How much of what happens between them is her fault, how much it’s his, and whether that matters became a huge debate topic. But the trailer for the upcoming film adaptation loses a lot of that nuance in the rush to turn the story into a thriller about a woman and her stalker. Punctuated by a softened version of a famous quote attributed to Margaret Atwood — “Men are afraid that women will laugh at them. Women are afraid that men will kill them.” — the trailer leans on the threat of male violence much more than the story does. (Atwood, incidentally, did say something similar to that quote, but the actual version wasn’t as succinct.)
Directed by Susanna Fogel (a director on The Flight Attendant and Utopia, and a writer on Booksmart), the movie adaptation got mixed reviews at Sundance 2023. Those reviews and this initial trailer suggest a sharp shift in tone from the story, and an additional third act. In this adaptation, after Margot (Emilia Jones, the lead of CODA) recoils from Robert (Succession’s Nicholas Braun), she worries that he’s stalking her.
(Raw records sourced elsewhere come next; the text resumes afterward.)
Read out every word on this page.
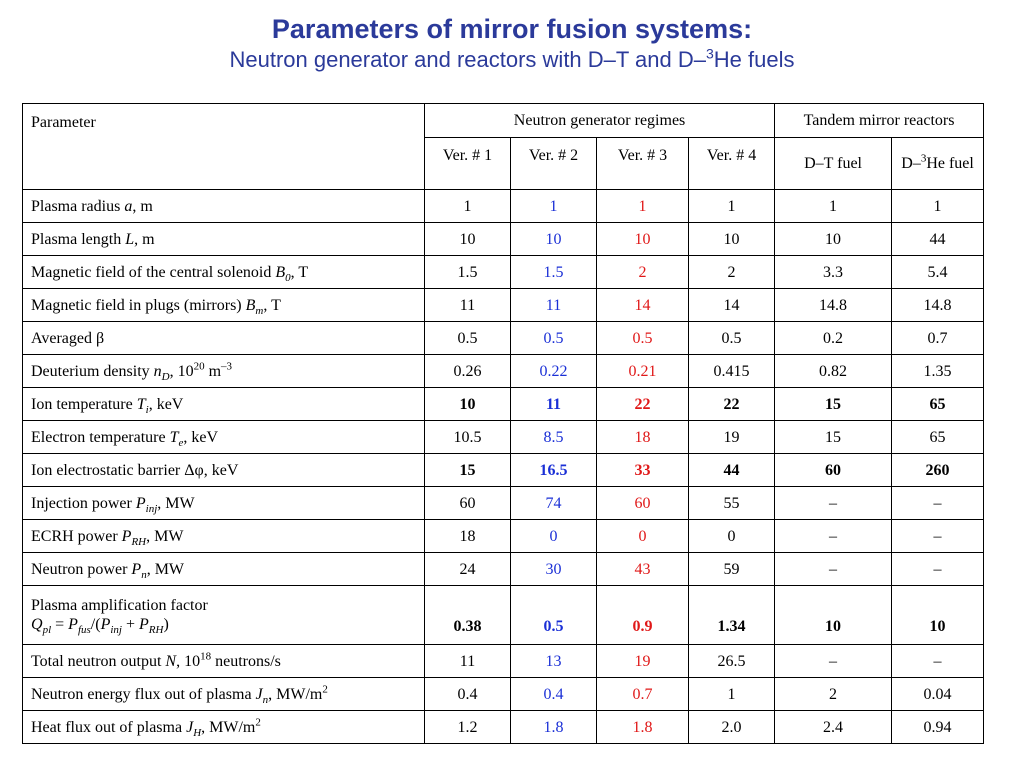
Parameters of mirror fusion systems:

Neutron generator and reactors with D–T and D–$^3$He fuels

Parameter	Neutron generator regimes				Tandem mirror reactors	
	Ver. # 1	Ver. # 2	Ver. # 3	Ver. # 4	D–T fuel	D–$^3$He fuel
Plasma radius a, m	1	1	1	1	1	1
Plasma length L, m	10	10	10	10	10	44
Magnetic field of the central solenoid $B_0$, T	1.5	1.5	2	2	3.3	5.4
Magnetic field in plugs (mirrors) $B_m$, T	11	11	14	14	14.8	14.8
Averaged β	0.5	0.5	0.5	0.5	0.2	0.7
Deuterium density $n_D$, $10^{20}$ $m^{-3}$	0.26	0.22	0.21	0.415	0.82	1.35
Ion temperature $T_i$, keV	10	11	22	22	15	65
Electron temperature $T_e$, keV	10.5	8.5	18	19	15	65
Ion electrostatic barrier Δφ, keV	15	16.5	33	44	60	260
Injection power $P_{inj}$, MW	60	74	60	55	–	–
ECRH power $P_{RH}$, MW	18	0	0	0	–	–
Neutron power $P_n$, MW	24	30	43	59	–	–
Plasma amplification factor
$Q_{pl} = P_{fus}/(P_{inj} + P_{RH})$	0.38	0.5	0.9	1.34	10	10
Total neutron output N, $10^{18}$ neutrons/s	11	13	19	26.5	–	–
Neutron energy flux out of plasma $J_n$, $MW/m^2$	0.4	0.4	0.7	1	2	0.04
Heat flux out of plasma $J_H$, $MW/m^2$	1.2	1.8	1.8	2.0	2.4	0.94
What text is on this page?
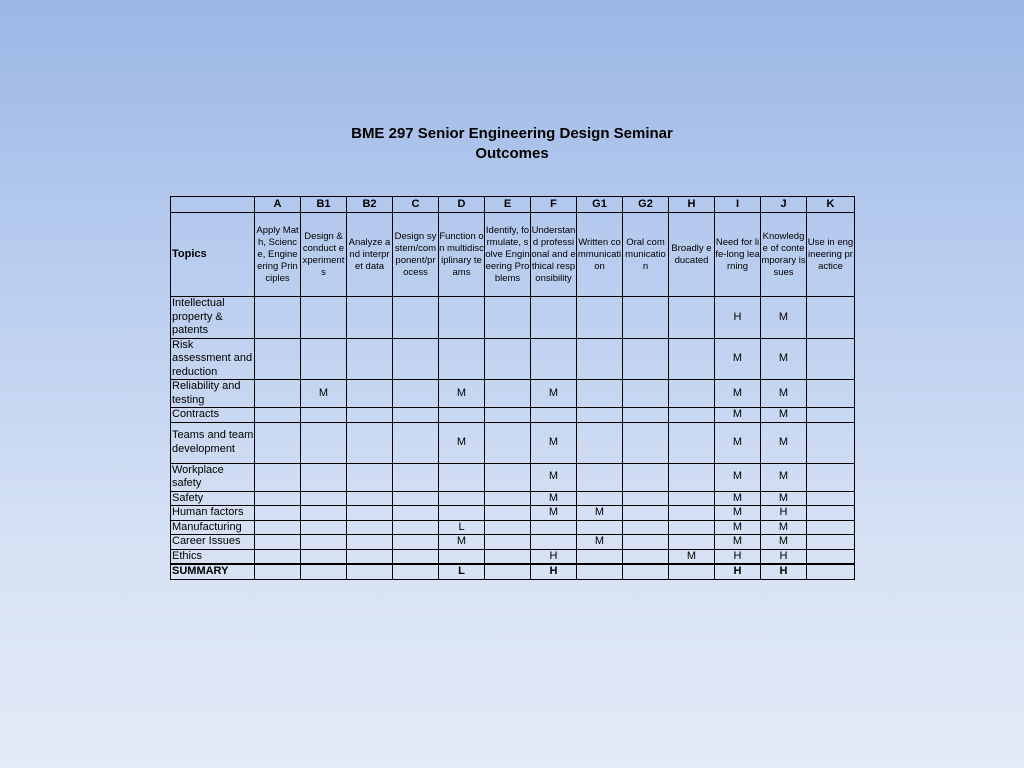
BME 297 Senior Engineering Design Seminar
Outcomes
	A	B1	B2	C	D	E	F	G1	G2	H	I	J	K
Topics	Apply Math, Science, Engineering Principles	Design & conduct experiments	Analyze and interpret data	Design system/component/process	Function on multidisciplinary teams	Identify, formulate, solve Engineering Problems	Understand professional and ethical responsibility	Written communication	Oral communication	Broadly educated	Need for life-long learning	Knowledge of contemporary issues	Use in engineering practice
Intellectual property & patents											H	M	
Risk assessment and reduction											M	M	
Reliability and testing		M			M		M				M	M	
Contracts											M	M	
Teams and team development					M		M				M	M	
Workplace safety							M				M	M	
Safety							M				M	M	
Human factors							M	M			M	H	
Manufacturing					L						M	M	
Career Issues					M			M			M	M	
Ethics							H			M	H	H	
SUMMARY					L		H				H	H	
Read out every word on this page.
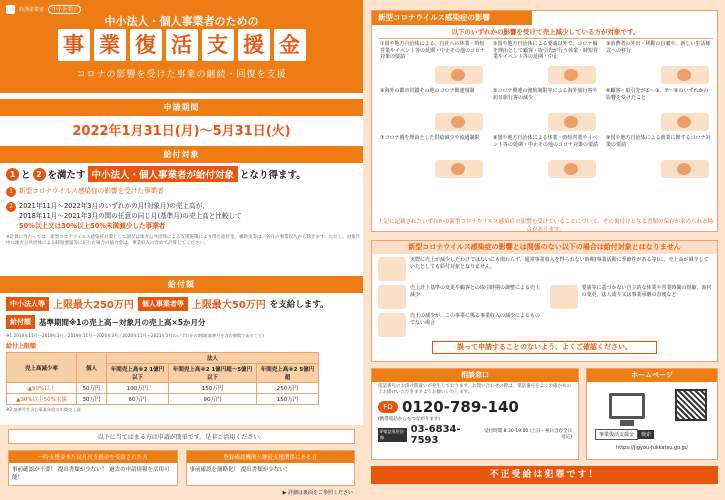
経済産業省	中小企業庁
中小法人・個人事業者のための
事 業 復 活 支 援 金
コロナの影響を受けた事業の継続・回復を支援
申請期間
2022年1月31日(月)～5月31日(火)
給付対象
1 と 2 を満たす 中小法人・個人事業者が給付対象 となり得ます。
1 新型コロナウイルス感染症の影響を受けた事業者
2 2021年11月～2022年3月のいずれかの月(対象月)の売上高が、
2018年11月～2021年3月の間の任意の同じ月(基準月)の売上高と比較して
50%以上又は30%以上50%未満減少した事業者
※計算に当たっては、新型コロナウイルス感染症対策として国又は地方公共団体による支援施策により得た給付金、補助金等は、各月の事業収入から除きます。ただし、対象月中に地方公共団体による時短要請等に応じた場合の協力金は、事業収入に含めて計算してください。
給付額
中小法人等 上限最大250万円	個人事業者等 上限最大50万円 を支給します。
給付額	基準期間※1の売上高－対象月の売上高×5か月分
※1 2018年11月～2019年3月／2019年11月～2020年3月／2020年11月～2021年3月のいずれかの期間(基準月を含む期間であること)
給付上限額
売上高減少率	個人	法人		
		年間売上高※2 1億円以下	年間売上高※2 1億円超～5億円以下	年間売上高※2 5億円超
▲50%以上	50万円	100万円	150万円	250万円
▲30%以上50%未満	30万円	60万円	90万円	150万円
※2 基準月を含む事業年度の年間売上高
以下に当てはまる方は申請が簡単です。是非ご活用ください。
一時支援金または月次支援金を受給された方
事前確認が不要！ 提出書類が少ない！ 過去の申請情報を活用可能！
登録確認機関と継続支援関係にある方
事前確認を簡略化！ 提出書類が少ない！
▶ 詳細は裏面をご参照ください
新型コロナウイルス感染症の影響
以下のいずれかの影響を受けて売上減少している方が対象です。
①国や地方自治体による、自社への休業・時短営業やイベント等の延期・中止その他のコロナ対策の要請
②国や地方自治体による要請以外で、コロナ禍を理由として顧客・取引先が行う休業・時短営業やイベント等の延期・中止
③消費者の外出・移動の自粛や、新しい生活様式への移行
④海外の都市封鎖その他のコロナ関連規制	⑤コロナ関連の渡航制限等による海外旅行客や訪日旅行客の減少
⑥顧客・取引先が①～③、⑦～⑨のいずれかの影響を受けたこと
⑦コロナ禍を理由とした供給減少や流通制限	⑧国や地方自治体による休業・時短営業やイベント等の延期・中止その他のコロナ対策の要請
⑨国や地方自治体による就業に関するコロナ対策の要請
上記に記載されたいずれかの新型コロナウイルス感染症の影響を受けていることについて、その裏付けとなる書類の保存が求められる場合があります。
新型コロナウイルス感染症の影響とは関係のない以下の場合は給付対象とはなりません
実際に売上が減少したわけではないにも関わらず、通常事業収入を得られない時期(事業活動に季節性がある等)に、売上高が減少していたとしても給付対象となりません。
売上計上基準の変更や顧客との取引時期の調整による売上減少
要請等に基づかない自主的な休業や営業時間の短縮、商材の変更、法人成り又は事業承継の直後など
売上の減少が、この事業に係る事業収入の減少によるものでない場合
誤って申請することのないよう、よくご確認ください。
相談窓口
電話番号のお掛け間違いが発生しております。お問い合わせの際は、電話番号をよくお確かめの上お掛けいただきますようお願いいたします。
FD 0120-789-140
(携帯電話からもつながります)
IP電話専用回線
03-6834-7593
受付時間 8:30-19:00 (土日・祝日含む全日対応)
ホームページ
事業復活支援金	検索
https://jigyou-fukkatsu.go.jp/
不正受給は犯罪です！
The trailer is full of horror-movie-style scenes of Margot cringing as his aggressive texts roll in and looking behind her on dark streets, or spotting him lurking outside her workplace. It’s a much more cinema-friendly direction for the story, but it’s worth wondering whether the film version will spark any of the same kinds of conversation about consent, responsibility in a relationship, and women owning and expressing their own desires.
Cat Person will debut in theaters on October 6.